[libre-riscv-dev] formal proof NLnet proposal in
hendrik at topoi.pooq.com
Mon Sep 23 12:32:01 BST 2019
On Mon, Sep 23, 2019 at 03:58:54AM +0100, Luke Kenneth Casson Leighton wrote:
> submitted. this is a proposal that we adopt formal mathematical
> proofs as the "default" unit test, exactly as samuel falvo did. does.
> and receive funds for doing so.
I'm not familiar with current work on hardware verification, but I find
myself doubtful of this project. My experience with formal verification
(admittedly dating back to the late 80's) indicates that it is very
It's possible that SymbiYosys takes advantage of typical hardware coding
patterns to greatly simplify and automate the entire process, but I'd be
wary of committing to a project of this scale for pay if the pay is only
available when the entire project is finished.
That said, I'm willing to have a look at the problem and see what I can do
in my so-called spare time.
The links in the project proposal give me somewhat more information about
the SymbiYosys. It appears to be a framework for xressing assertions and
calling on independently written theorem provers. Still, the text provided
gives little information about what its various provers actually do. It
suggests trying them out on sample problems to get a feeling for them.

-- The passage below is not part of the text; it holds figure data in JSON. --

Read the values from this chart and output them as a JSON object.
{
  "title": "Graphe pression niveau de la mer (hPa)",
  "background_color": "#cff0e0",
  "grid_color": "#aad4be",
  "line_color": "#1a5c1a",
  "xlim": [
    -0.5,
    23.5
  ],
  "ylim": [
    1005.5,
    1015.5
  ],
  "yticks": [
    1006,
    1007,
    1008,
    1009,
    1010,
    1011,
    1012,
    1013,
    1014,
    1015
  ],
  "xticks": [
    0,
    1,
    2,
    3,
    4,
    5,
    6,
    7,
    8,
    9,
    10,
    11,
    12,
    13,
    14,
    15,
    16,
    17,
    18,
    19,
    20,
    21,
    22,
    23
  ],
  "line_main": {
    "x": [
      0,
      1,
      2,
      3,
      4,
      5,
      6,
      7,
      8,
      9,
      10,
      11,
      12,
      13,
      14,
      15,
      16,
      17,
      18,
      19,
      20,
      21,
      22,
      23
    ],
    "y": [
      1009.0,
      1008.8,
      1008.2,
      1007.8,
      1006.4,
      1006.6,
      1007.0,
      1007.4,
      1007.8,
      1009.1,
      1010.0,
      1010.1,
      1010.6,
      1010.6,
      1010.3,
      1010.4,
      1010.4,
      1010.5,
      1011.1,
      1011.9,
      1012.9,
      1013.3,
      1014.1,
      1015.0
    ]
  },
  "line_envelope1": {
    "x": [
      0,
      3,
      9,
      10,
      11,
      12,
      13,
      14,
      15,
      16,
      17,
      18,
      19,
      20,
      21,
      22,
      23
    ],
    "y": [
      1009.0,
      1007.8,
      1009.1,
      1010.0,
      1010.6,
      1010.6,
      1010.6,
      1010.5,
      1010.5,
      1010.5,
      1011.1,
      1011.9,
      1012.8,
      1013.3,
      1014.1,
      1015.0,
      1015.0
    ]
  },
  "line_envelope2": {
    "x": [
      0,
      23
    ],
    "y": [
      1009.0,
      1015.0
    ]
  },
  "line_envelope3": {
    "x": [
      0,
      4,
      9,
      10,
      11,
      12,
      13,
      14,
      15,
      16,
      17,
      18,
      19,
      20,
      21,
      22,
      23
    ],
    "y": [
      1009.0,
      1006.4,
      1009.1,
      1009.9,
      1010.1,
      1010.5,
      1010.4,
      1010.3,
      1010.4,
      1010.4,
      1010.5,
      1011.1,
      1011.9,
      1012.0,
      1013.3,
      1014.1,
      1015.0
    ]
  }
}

"Trial and error can also be a useful method for evaluating engines."
But I do have doubts about using "feelings" when doing formal verification.
The links I see to code repositories for these provers don't seem to reach
much in the way of documentation. But maybe that's because I'm unfmiliar
with bitbucket and I have to actually install them before I see any.
I have a 16G RAM on my Purism laptop (yes, likely the same Purism that has
showed interest in our project). Unfortunately it has an intel processor,
so it cannot be secure.
Sometime in the next few weeks I'll try installing this stuff and see what
happens. I'll get a larger hard drive if necessary.
Or is there a system elsewhere I should be using for this?
> what that gives us is a greatly-simplified testing regime (as outlined
> and explained by sam). it also ensures that there's no 3rd party that
> needs to be approached in an independent audit of the code.
There are still issues -- the possibility that the prover may itself have
bugs, the possibility that one misunderstands just what the prover
guarantees to do, the possibility that we fail to write the correct
specifications. For example, the bounded model check just
checks that the system follows spec for a specified number of cycles.
Without knowing this, one might assume that passing the check accomplishes
complete verification. This limitation is documented. But there may be
other restrictions I haven't seen yet, given the sparsity of
the documentation I've located.
What are the limitations of the various provers? At present I do not know.
And I suspect that proving no information leaks will be very difficut
indeed. I do not know a formalism that can accomplish this. There may be
one -- anyone know? It would require statistical, probabilistic global
analysis. It may not be wise to promise this before payment. But
it would be lovely to accomplish it.